Our results indicated that the proposed system could indeed be used to detect COVID-19 patients using clinical and laboratory data that is commonly used in clinical practice. In terms of healthcare, our approach could represent a new method that can help by quickly screening patients with COVID-19. This can be specially advantageous to expand testing protocols to areas where there is not available tests for the local population. Additionally, situations where laboratory workloads are heavy, and RT-PCR tests are scarce could also benefit from rapid blood sample tests. Therefore, it would help reduce the burden in the healthcare system and promote the optimal utilization of healthcare resources. Besides, we think that is possible to improve the results with the addition of the clinical signs such as the proportion of cough, hyperthermia, myalgia, asthenia, diarrhea and confusion.

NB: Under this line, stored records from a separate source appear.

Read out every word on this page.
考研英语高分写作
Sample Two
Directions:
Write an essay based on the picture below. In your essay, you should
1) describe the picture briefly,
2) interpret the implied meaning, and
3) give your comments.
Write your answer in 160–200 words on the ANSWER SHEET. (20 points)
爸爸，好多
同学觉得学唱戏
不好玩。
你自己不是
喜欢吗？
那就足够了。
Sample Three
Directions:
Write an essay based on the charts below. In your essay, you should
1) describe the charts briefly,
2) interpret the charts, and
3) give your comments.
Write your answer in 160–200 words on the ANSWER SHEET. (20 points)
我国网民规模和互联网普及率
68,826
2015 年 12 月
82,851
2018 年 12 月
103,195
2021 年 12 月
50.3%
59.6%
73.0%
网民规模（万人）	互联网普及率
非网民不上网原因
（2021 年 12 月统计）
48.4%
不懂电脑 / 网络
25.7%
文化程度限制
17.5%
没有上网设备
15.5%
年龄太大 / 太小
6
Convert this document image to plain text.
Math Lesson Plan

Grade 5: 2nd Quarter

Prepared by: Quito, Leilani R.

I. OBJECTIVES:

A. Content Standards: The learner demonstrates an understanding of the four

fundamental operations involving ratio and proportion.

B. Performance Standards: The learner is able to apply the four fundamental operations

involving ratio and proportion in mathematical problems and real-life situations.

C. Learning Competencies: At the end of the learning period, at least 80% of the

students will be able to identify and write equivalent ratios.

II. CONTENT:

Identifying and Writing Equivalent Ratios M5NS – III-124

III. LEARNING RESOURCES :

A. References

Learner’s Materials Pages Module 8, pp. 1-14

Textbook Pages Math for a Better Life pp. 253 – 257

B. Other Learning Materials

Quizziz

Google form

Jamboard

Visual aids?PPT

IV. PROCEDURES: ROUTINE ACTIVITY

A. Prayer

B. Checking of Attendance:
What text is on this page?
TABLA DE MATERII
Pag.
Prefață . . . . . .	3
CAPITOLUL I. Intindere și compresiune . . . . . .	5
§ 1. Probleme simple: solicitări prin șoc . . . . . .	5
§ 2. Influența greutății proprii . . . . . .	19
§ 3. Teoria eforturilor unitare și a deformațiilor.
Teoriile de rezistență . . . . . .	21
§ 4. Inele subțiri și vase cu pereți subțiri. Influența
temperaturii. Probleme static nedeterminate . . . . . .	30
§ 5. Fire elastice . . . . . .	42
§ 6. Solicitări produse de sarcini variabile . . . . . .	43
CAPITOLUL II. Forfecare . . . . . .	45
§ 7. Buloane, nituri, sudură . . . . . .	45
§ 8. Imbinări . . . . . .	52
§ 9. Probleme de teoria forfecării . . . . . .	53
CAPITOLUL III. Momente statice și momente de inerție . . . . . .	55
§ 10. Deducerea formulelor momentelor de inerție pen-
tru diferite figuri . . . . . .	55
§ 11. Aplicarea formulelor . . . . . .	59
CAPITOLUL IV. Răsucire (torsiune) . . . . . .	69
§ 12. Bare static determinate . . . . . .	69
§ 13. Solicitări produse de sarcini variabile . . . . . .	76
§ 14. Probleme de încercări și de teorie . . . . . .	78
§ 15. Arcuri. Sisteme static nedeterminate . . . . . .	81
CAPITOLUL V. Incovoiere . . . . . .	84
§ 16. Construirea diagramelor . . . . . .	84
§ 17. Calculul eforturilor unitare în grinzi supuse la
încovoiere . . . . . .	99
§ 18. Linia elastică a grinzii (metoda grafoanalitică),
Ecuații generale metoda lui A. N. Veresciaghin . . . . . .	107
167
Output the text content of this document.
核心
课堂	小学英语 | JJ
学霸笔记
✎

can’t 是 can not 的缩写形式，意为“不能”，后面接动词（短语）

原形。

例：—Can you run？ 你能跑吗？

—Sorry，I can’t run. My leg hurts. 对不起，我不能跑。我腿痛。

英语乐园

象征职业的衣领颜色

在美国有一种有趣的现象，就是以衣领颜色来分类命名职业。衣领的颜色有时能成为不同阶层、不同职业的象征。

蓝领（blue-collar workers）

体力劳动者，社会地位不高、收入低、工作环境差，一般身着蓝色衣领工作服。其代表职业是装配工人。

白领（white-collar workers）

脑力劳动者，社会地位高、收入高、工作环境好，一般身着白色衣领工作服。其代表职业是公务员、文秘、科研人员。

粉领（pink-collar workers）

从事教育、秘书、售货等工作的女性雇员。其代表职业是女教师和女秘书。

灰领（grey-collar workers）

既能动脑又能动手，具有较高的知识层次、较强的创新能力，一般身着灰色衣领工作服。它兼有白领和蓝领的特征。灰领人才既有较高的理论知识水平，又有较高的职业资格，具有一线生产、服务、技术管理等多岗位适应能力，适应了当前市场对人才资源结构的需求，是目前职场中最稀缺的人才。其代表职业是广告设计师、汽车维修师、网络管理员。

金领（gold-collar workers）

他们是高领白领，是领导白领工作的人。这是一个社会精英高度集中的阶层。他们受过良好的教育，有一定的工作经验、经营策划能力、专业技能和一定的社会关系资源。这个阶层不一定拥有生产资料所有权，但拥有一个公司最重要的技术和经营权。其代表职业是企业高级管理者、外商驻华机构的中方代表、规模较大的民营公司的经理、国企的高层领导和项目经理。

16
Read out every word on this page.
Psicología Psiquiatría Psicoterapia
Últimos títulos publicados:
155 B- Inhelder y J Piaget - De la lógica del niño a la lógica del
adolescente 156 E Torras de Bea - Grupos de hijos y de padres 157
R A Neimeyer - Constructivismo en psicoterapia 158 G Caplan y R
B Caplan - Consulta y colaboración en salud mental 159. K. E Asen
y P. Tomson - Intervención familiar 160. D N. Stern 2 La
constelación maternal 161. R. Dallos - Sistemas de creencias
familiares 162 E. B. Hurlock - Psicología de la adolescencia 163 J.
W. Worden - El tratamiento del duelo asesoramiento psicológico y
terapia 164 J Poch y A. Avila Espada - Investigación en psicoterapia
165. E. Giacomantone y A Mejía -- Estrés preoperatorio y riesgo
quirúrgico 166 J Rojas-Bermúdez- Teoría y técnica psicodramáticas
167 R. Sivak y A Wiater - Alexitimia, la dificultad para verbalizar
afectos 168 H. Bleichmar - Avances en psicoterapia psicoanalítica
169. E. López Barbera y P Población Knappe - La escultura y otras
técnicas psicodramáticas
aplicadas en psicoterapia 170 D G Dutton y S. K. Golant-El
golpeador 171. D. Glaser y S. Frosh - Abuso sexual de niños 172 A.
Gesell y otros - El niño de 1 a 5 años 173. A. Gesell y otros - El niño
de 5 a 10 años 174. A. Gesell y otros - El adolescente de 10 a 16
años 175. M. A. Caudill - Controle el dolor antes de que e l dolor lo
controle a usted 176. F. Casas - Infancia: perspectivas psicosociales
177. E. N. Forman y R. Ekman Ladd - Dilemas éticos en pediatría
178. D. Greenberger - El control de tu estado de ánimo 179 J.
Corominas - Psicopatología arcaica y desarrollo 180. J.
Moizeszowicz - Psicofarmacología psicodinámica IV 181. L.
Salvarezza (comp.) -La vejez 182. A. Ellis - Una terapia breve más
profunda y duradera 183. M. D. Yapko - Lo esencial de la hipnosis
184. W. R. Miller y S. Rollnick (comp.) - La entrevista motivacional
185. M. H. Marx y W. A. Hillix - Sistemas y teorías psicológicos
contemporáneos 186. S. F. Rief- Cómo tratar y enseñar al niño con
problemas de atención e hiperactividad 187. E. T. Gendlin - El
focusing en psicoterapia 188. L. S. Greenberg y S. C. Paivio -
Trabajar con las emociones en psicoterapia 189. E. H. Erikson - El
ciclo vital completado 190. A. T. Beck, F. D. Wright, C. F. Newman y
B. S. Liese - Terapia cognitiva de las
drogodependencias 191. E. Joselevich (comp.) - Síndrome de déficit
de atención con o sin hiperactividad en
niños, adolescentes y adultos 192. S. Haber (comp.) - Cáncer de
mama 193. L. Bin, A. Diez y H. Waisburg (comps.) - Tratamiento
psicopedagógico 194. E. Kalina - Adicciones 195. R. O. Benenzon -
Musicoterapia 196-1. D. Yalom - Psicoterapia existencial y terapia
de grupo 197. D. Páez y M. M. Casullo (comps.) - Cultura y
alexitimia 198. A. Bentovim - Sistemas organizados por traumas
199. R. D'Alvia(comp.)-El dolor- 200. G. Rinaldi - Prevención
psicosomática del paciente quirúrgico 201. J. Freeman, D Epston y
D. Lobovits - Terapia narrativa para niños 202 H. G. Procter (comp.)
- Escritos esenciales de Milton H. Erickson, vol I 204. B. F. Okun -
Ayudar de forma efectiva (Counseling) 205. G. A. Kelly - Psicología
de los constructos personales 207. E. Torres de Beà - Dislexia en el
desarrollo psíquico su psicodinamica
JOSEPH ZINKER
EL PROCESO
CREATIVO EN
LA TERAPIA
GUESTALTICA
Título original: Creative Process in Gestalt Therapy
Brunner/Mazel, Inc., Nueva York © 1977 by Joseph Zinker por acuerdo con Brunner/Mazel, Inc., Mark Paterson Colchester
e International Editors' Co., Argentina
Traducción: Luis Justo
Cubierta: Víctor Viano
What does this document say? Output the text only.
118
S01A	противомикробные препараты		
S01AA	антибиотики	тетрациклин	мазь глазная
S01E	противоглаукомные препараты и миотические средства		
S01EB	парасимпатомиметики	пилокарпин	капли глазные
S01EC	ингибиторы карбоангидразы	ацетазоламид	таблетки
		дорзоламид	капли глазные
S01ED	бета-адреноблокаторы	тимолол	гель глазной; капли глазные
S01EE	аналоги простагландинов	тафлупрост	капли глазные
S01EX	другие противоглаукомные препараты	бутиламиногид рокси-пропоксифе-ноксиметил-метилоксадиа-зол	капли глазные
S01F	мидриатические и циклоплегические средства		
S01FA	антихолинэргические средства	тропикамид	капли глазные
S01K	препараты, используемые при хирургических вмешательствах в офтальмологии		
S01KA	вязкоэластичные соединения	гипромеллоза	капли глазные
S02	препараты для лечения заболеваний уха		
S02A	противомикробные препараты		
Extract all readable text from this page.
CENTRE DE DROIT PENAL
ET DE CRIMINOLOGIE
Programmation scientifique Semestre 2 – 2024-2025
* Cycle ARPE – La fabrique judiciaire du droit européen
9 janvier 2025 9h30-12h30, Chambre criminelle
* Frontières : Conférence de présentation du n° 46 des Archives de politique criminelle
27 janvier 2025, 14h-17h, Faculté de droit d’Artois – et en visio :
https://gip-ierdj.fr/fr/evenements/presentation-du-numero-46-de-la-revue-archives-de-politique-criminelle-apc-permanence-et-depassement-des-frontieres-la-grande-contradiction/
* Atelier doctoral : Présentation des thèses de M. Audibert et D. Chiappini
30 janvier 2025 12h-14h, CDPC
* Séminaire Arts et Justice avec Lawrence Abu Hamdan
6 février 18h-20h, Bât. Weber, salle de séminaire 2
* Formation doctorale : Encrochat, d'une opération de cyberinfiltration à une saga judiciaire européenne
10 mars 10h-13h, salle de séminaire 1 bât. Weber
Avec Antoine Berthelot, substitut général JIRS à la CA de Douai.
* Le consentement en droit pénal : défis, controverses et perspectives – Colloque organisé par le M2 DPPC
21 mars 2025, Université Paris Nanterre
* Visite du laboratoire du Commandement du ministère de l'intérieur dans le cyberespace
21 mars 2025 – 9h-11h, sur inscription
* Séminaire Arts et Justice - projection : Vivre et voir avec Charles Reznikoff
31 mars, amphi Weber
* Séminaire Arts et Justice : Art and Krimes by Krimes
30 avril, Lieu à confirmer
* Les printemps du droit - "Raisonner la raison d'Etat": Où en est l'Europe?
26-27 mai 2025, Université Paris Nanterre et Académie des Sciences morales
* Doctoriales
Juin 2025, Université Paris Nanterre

We look forward to including more COVID-19 test types as well as data from different geographical and socioeconomic regions from Brazil. Due to the continental size of the country, the epidemic dynamics changes drastically between regions and our proposed approach might show different performance and also different explanations. Moreover, we would like to increase more blood test features in order to seek better model performance without depending on pathogen variables for future work. Although it was clear that all models performed well, there were some differences in feature importances. Therefore, it may be interesting to test an ensemble learning approach; to combine all models and explain predictions with SHAP or another agnostic explanation algorithm.

Lastly, since we have more knowledge about the COVID-19 disease and its behavior, we seek to impute missing data through domain knowledge , as well as machine learning-based methods such as decision trees (Lin and Tsai 2019) and investigate potential improvements in models performance.